O download é gratuito. Na consulta feita à ficha do Google Play, o aplicativo aparecia com anúncios e compras dentro do app, que incluem a venda de um eSIM. As funções de mapa e busca de pontos não exigem assinatura.
Funciona sem internet?
Sim, e esse é o recurso mais importante dele. A ficha menciona mapas offline, que permitem consultar os pontos sem gastar dados. Baixe o mapa da região enquanto ainda estiver no Wi-Fi de casa — sem isso, o aplicativo não ajuda na hora que você precisa.
Como ele sabe onde tem Wi-Fi?
Pelo modelo colaborativo: quem se conecta num lugar registra aquele ponto no mapa, e os próximos se beneficiam. Por isso a cobertura é ótima em cidades grandes e pontos turísticos, e fraca em lugares de pouco movimento.

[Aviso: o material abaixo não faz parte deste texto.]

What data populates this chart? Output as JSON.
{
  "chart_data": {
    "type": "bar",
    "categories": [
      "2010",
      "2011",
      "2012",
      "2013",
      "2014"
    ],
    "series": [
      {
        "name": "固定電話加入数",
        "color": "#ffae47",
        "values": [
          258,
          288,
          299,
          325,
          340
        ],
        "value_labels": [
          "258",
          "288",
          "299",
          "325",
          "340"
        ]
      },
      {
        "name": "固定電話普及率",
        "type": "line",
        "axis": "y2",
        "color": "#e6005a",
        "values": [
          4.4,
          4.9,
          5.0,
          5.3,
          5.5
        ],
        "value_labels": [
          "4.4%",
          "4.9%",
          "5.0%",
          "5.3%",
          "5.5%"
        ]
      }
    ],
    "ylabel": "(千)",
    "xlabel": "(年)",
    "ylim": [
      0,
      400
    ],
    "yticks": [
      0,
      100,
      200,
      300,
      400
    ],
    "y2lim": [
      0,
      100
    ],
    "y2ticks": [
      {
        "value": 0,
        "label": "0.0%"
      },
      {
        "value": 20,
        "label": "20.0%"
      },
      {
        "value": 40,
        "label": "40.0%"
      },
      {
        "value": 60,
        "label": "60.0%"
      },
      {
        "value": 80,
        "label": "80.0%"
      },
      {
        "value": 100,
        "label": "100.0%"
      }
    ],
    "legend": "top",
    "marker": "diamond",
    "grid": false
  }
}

É seguro usar Wi-Fi público?
Nenhuma rede pública é segura por natureza, independentemente do que qualquer aplicativo diga. Não acesse banco, não faça compras e não digite senhas importantes. Para o resto, mantenha o sistema atualizado e considere usar uma VPN conhecida.
Posso usar a senha de qualquer rede que aparecer?
Use bom senso. Rede realmente aberta e rede de estabelecimento que você está frequentando como cliente, tudo bem. Senha de rede privada de terceiros, não — além de indelicado, pode configurar acesso não autorizado.
Como identifico uma rede falsa?
Desconfie de duas redes com nomes quase iguais no mesmo lugar e pergunte no balcão qual é o nome exato da rede oficial. Nunca informe dados pessoais numa tela de login que apareceu sozinha logo após a conexão.
Serve no exterior?
É justamente onde mais compensa, porque o custo de ficar sem internet é maior. A ficha declara presença em mais de 200 países e a interface aparece em cerca de vinte idiomas, o que ajuda em viagem internacional.
E se o ponto marcado não funcionar?
Acontece, porque estabelecimento fecha e senha muda. Por isso leia as avaliações e prefira pontos com confirmações recentes. Se você conseguir se conectar num ponto desatualizado, atualize a informação para o próximo usuário.